Jayant Oils plans to raise $50 million
Mumbai-based castor oil products manufacturing company Jayant Oils & Derivatives (JODL) on Sunday said it plans to raise $50 million (about Rs 200 crore) through private equity placements.
MUMBAI: Mumbai-based castor oil products manufacturing company Jayant Oils & Derivatives (JODL) on Sunday said it plans to raise $50 million (about Rs 200 crore) through private equity placements.
We have has approached two-three private equity players and the deals are expected to be sealed by February- end, JODL Managing Director Rajesh M Kapadia told reporters here.
"This (investments) should be done in the next one-two months. We are talking with up to three PEs," Kapadia said, without divulging further details about the deal.
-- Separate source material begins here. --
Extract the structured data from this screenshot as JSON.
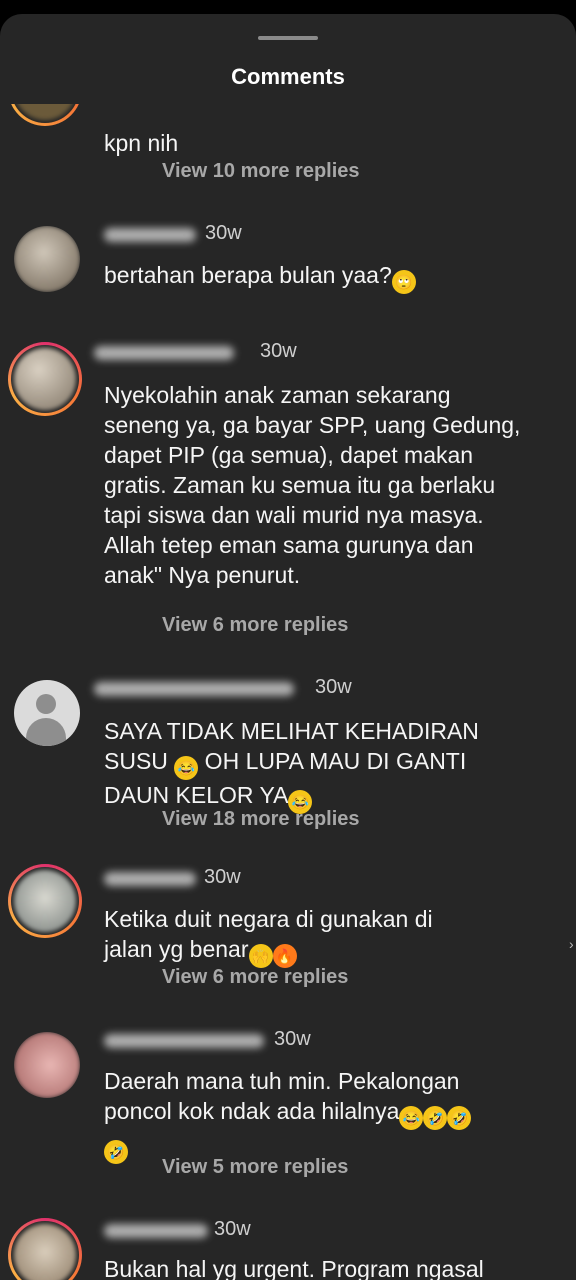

JODL has an average annual turnover of over Rs 800 crore and is exporting 75 per cent of its products to nearly 44 countries, including US, UK, France, Japan & Australia, Kapadia said.
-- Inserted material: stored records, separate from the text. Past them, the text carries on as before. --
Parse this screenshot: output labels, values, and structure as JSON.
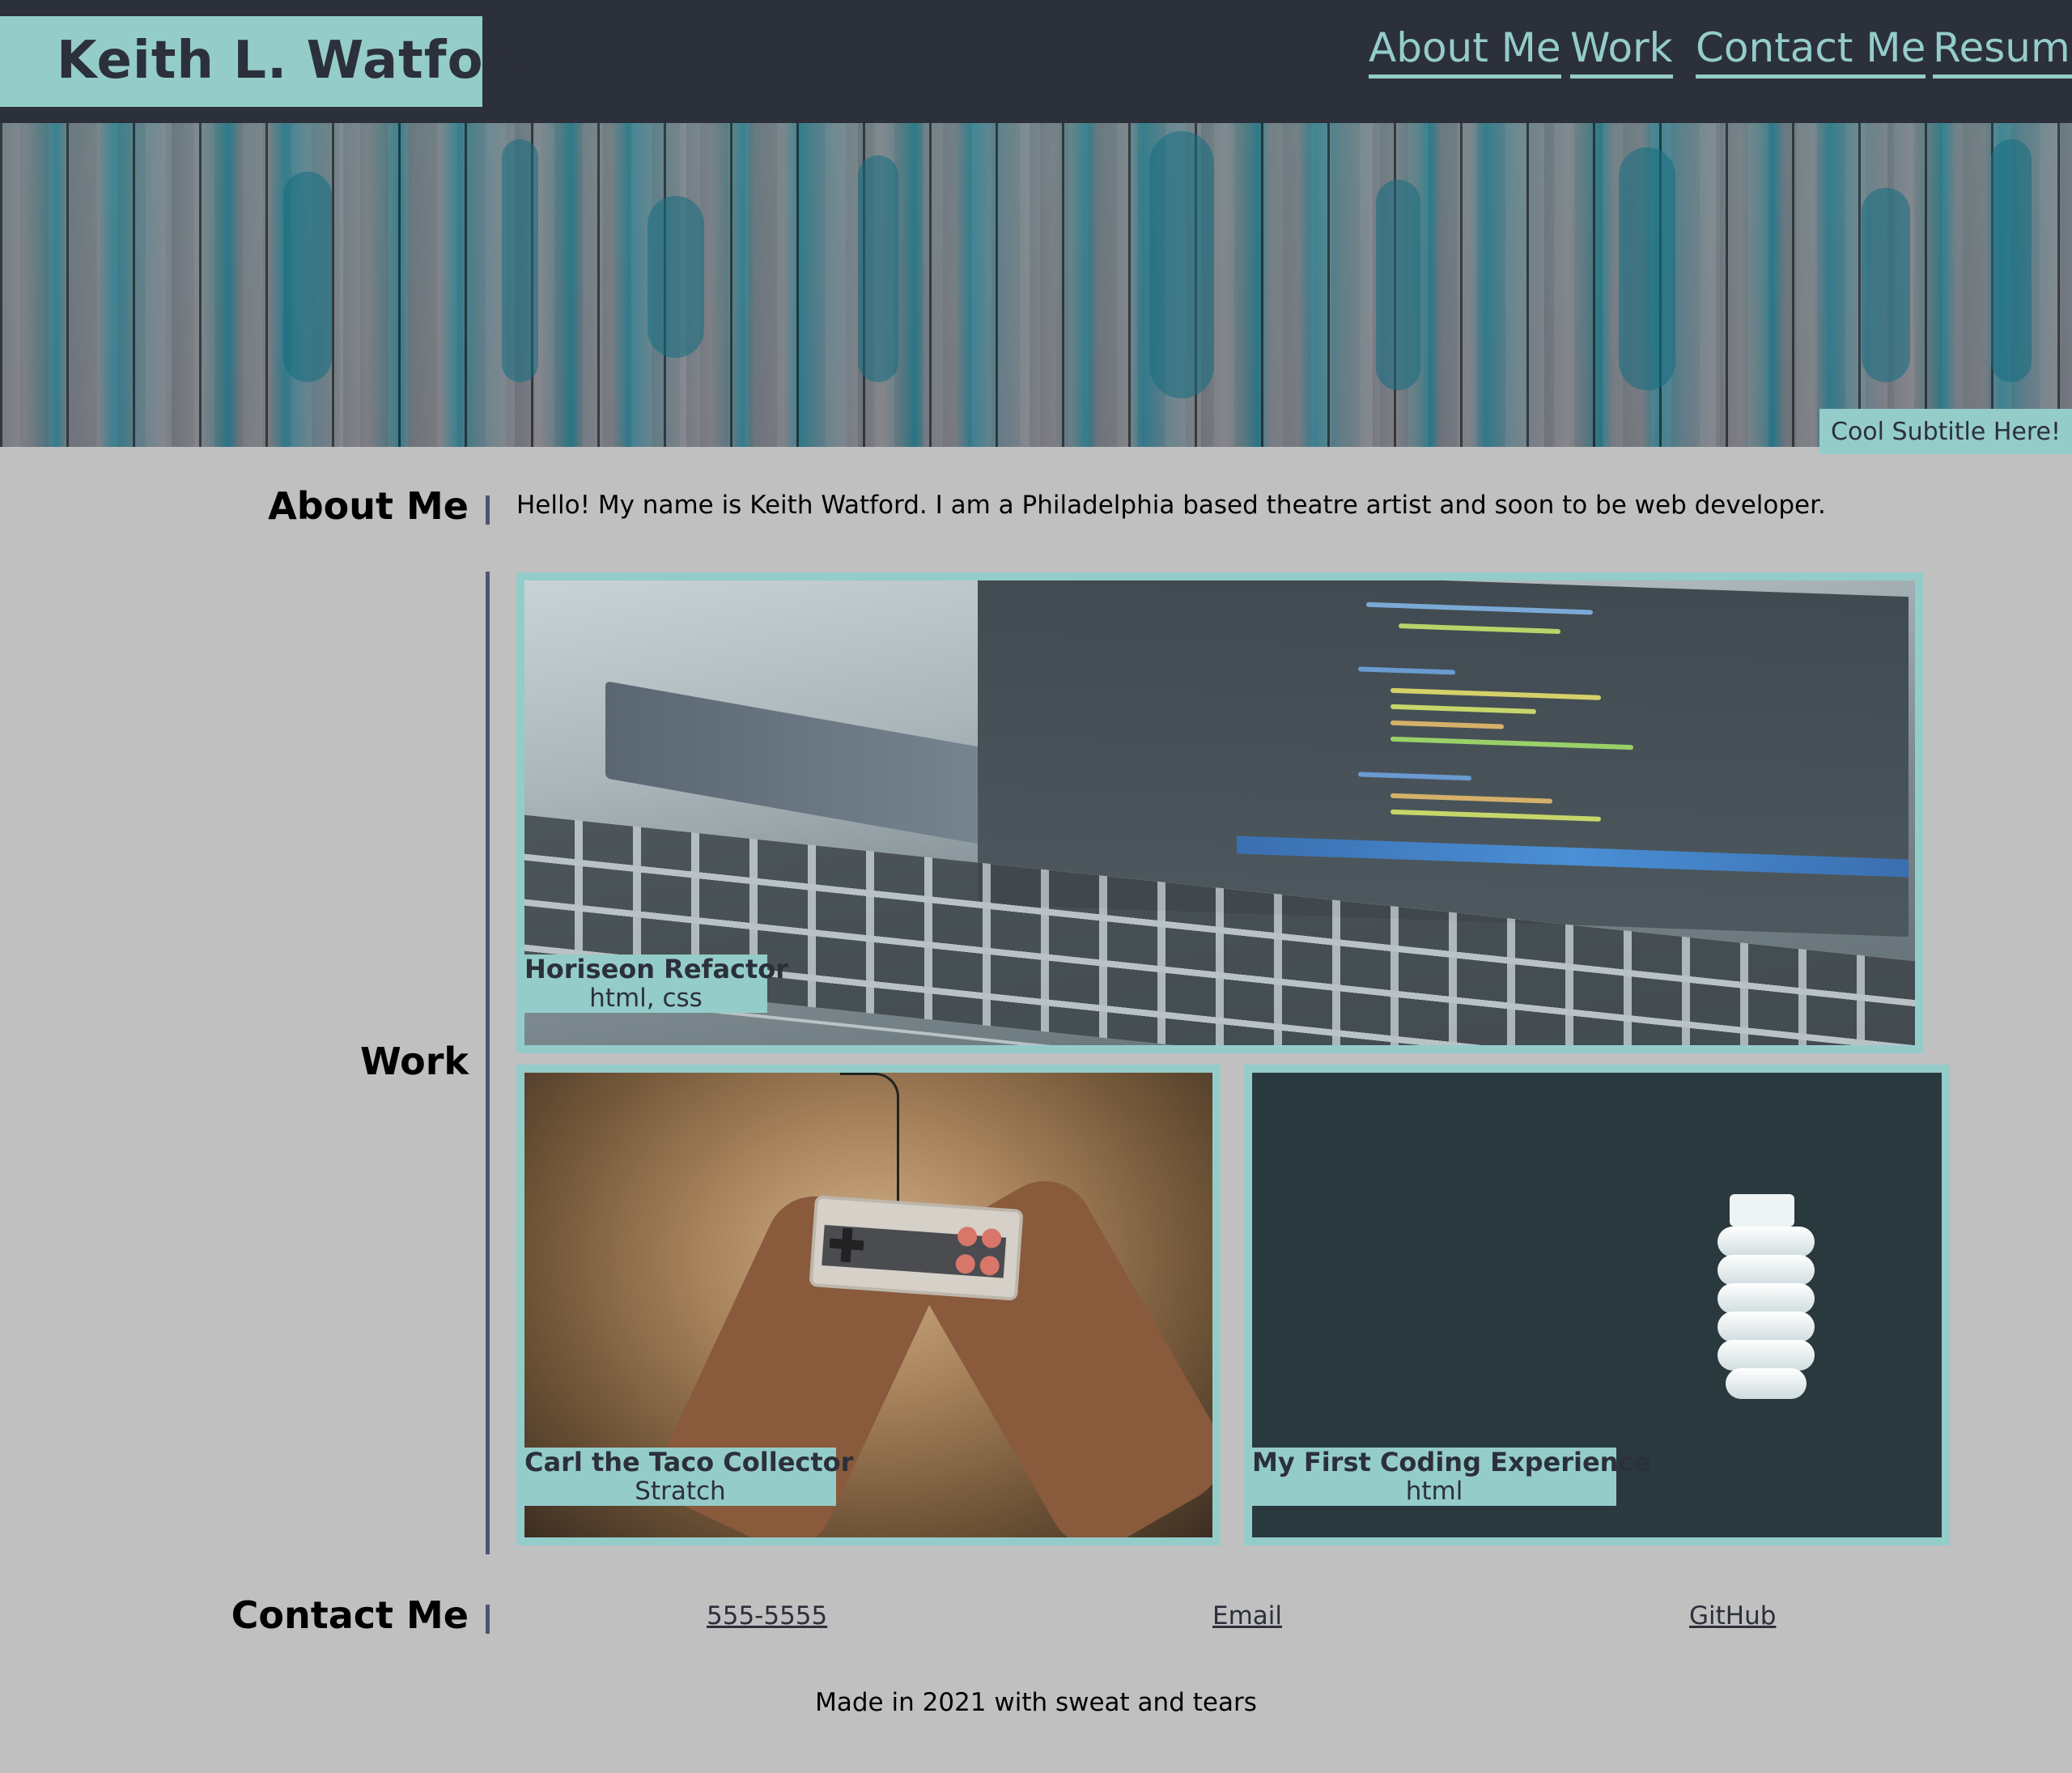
{
  "header": {
    "name": "Keith L. Watford",
    "nav": [
      "About Me",
      "Work",
      "Contact Me",
      "Resume"
    ]
  },
  "hero": {
    "subtitle": "Cool Subtitle Here!"
  },
  "about": {
    "heading": "About Me",
    "text": "Hello! My name is Keith Watford. I am a Philadelphia based theatre artist and soon to be web developer."
  },
  "work": {
    "heading": "Work",
    "projects": [
      {
        "title": "Horiseon Refactor",
        "tech": "html, css",
        "image": "laptop-code-photo"
      },
      {
        "title": "Carl the Taco Collector",
        "tech": "Stratch",
        "image": "game-controller-photo"
      },
      {
        "title": "My First Coding Experience",
        "tech": "html",
        "image": "light-bulb-photo"
      }
    ]
  },
  "contact": {
    "heading": "Contact Me",
    "phone": "555-5555",
    "email": "Email",
    "github": "GitHub"
  },
  "footer": {
    "text": "Made in 2021 with sweat and tears"
  },
  "colors": {
    "accent": "#94ccca",
    "header_bg": "#2c303a",
    "page_bg": "#c0c0c0",
    "divider": "#4d5670"
  }
}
In order to fund its future growth, the company has also plans to tap the capital market in the next 18-24 months by diluting a small stake in the parent company, Kapadia said.
In order to strengthen its research division, the company has plans to tie up with Panjabrao Deshmukh Agriculture University, Agricultural Research Service (ARS) of United State Agricultural Department (USDA) and IIT, Kharkpur, he said.
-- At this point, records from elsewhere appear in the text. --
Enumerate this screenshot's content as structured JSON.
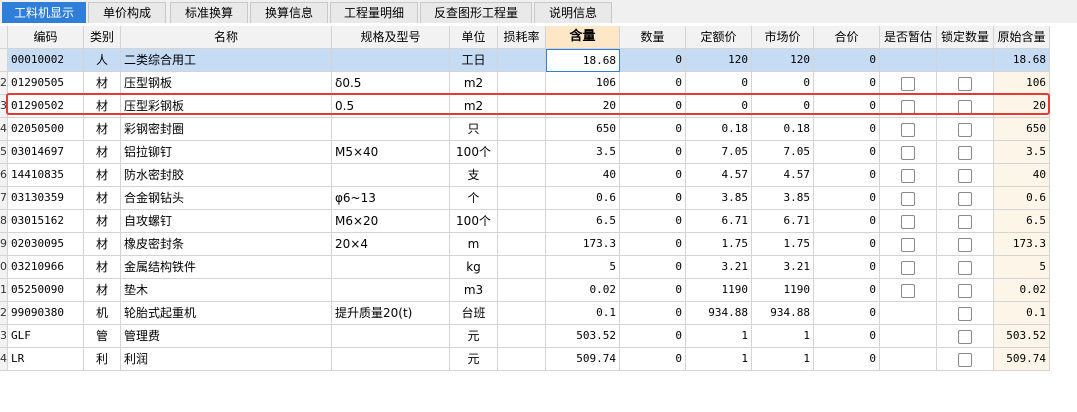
{
  "tabs": [
    "工料机显示",
    "单价构成",
    "标准换算",
    "换算信息",
    "工程量明细",
    "反查图形工程量",
    "说明信息"
  ],
  "active_tab": 0,
  "columns": [
    "编码",
    "类别",
    "名称",
    "规格及型号",
    "单位",
    "损耗率",
    "含量",
    "数量",
    "定额价",
    "市场价",
    "合价",
    "是否暂估",
    "锁定数量",
    "原始含量"
  ],
  "rows": [
    {
      "num": "",
      "code": "00010002",
      "type": "人",
      "name": "二类综合用工",
      "spec": "",
      "unit": "工日",
      "loss": "",
      "qty": "18.68",
      "amount": "0",
      "quota": "120",
      "market": "120",
      "total": "0",
      "est": false,
      "lock": false,
      "orig": "18.68"
    },
    {
      "num": "2",
      "code": "01290505",
      "type": "材",
      "name": "压型钢板",
      "spec": "δ0.5",
      "unit": "m2",
      "loss": "",
      "qty": "106",
      "amount": "0",
      "quota": "0",
      "market": "0",
      "total": "0",
      "est": true,
      "lock": true,
      "orig": "106"
    },
    {
      "num": "3",
      "code": "01290502",
      "type": "材",
      "name": "压型彩钢板",
      "spec": "0.5",
      "unit": "m2",
      "loss": "",
      "qty": "20",
      "amount": "0",
      "quota": "0",
      "market": "0",
      "total": "0",
      "est": true,
      "lock": true,
      "orig": "20"
    },
    {
      "num": "4",
      "code": "02050500",
      "type": "材",
      "name": "彩钢密封圈",
      "spec": "",
      "unit": "只",
      "loss": "",
      "qty": "650",
      "amount": "0",
      "quota": "0.18",
      "market": "0.18",
      "total": "0",
      "est": true,
      "lock": true,
      "orig": "650"
    },
    {
      "num": "5",
      "code": "03014697",
      "type": "材",
      "name": "铝拉铆钉",
      "spec": "M5×40",
      "unit": "100个",
      "loss": "",
      "qty": "3.5",
      "amount": "0",
      "quota": "7.05",
      "market": "7.05",
      "total": "0",
      "est": true,
      "lock": true,
      "orig": "3.5"
    },
    {
      "num": "6",
      "code": "14410835",
      "type": "材",
      "name": "防水密封胶",
      "spec": "",
      "unit": "支",
      "loss": "",
      "qty": "40",
      "amount": "0",
      "quota": "4.57",
      "market": "4.57",
      "total": "0",
      "est": true,
      "lock": true,
      "orig": "40"
    },
    {
      "num": "7",
      "code": "03130359",
      "type": "材",
      "name": "合金钢钻头",
      "spec": "φ6~13",
      "unit": "个",
      "loss": "",
      "qty": "0.6",
      "amount": "0",
      "quota": "3.85",
      "market": "3.85",
      "total": "0",
      "est": true,
      "lock": true,
      "orig": "0.6"
    },
    {
      "num": "8",
      "code": "03015162",
      "type": "材",
      "name": "自攻螺钉",
      "spec": "M6×20",
      "unit": "100个",
      "loss": "",
      "qty": "6.5",
      "amount": "0",
      "quota": "6.71",
      "market": "6.71",
      "total": "0",
      "est": true,
      "lock": true,
      "orig": "6.5"
    },
    {
      "num": "9",
      "code": "02030095",
      "type": "材",
      "name": "橡皮密封条",
      "spec": "20×4",
      "unit": "m",
      "loss": "",
      "qty": "173.3",
      "amount": "0",
      "quota": "1.75",
      "market": "1.75",
      "total": "0",
      "est": true,
      "lock": true,
      "orig": "173.3"
    },
    {
      "num": "0",
      "code": "03210966",
      "type": "材",
      "name": "金属结构铁件",
      "spec": "",
      "unit": "kg",
      "loss": "",
      "qty": "5",
      "amount": "0",
      "quota": "3.21",
      "market": "3.21",
      "total": "0",
      "est": true,
      "lock": true,
      "orig": "5"
    },
    {
      "num": "1",
      "code": "05250090",
      "type": "材",
      "name": "垫木",
      "spec": "",
      "unit": "m3",
      "loss": "",
      "qty": "0.02",
      "amount": "0",
      "quota": "1190",
      "market": "1190",
      "total": "0",
      "est": true,
      "lock": true,
      "orig": "0.02"
    },
    {
      "num": "2",
      "code": "99090380",
      "type": "机",
      "name": "轮胎式起重机",
      "spec": "提升质量20(t)",
      "unit": "台班",
      "loss": "",
      "qty": "0.1",
      "amount": "0",
      "quota": "934.88",
      "market": "934.88",
      "total": "0",
      "est": false,
      "lock": true,
      "orig": "0.1"
    },
    {
      "num": "3",
      "code": "GLF",
      "type": "管",
      "name": "管理费",
      "spec": "",
      "unit": "元",
      "loss": "",
      "qty": "503.52",
      "amount": "0",
      "quota": "1",
      "market": "1",
      "total": "0",
      "est": false,
      "lock": true,
      "orig": "503.52"
    },
    {
      "num": "4",
      "code": "LR",
      "type": "利",
      "name": "利润",
      "spec": "",
      "unit": "元",
      "loss": "",
      "qty": "509.74",
      "amount": "0",
      "quota": "1",
      "market": "1",
      "total": "0",
      "est": false,
      "lock": true,
      "orig": "509.74"
    }
  ]
}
The company had launched contract farming in 2005, under which the company supplies hybrid seeds to farmers free of cost. The company has earmarked an investment of Rs 75 crore in the next three years in contract farming, besides offering other facilities in transportation, threshing of castor and providing technical know-how, Kapadia said.
Under the scheme, JODL will also purchase the entire produce of castor from the farmers at an assured minimum price, he said. The company has nearly 7,000 farmers in Maharashtra, benefiting from the contract farming scheme.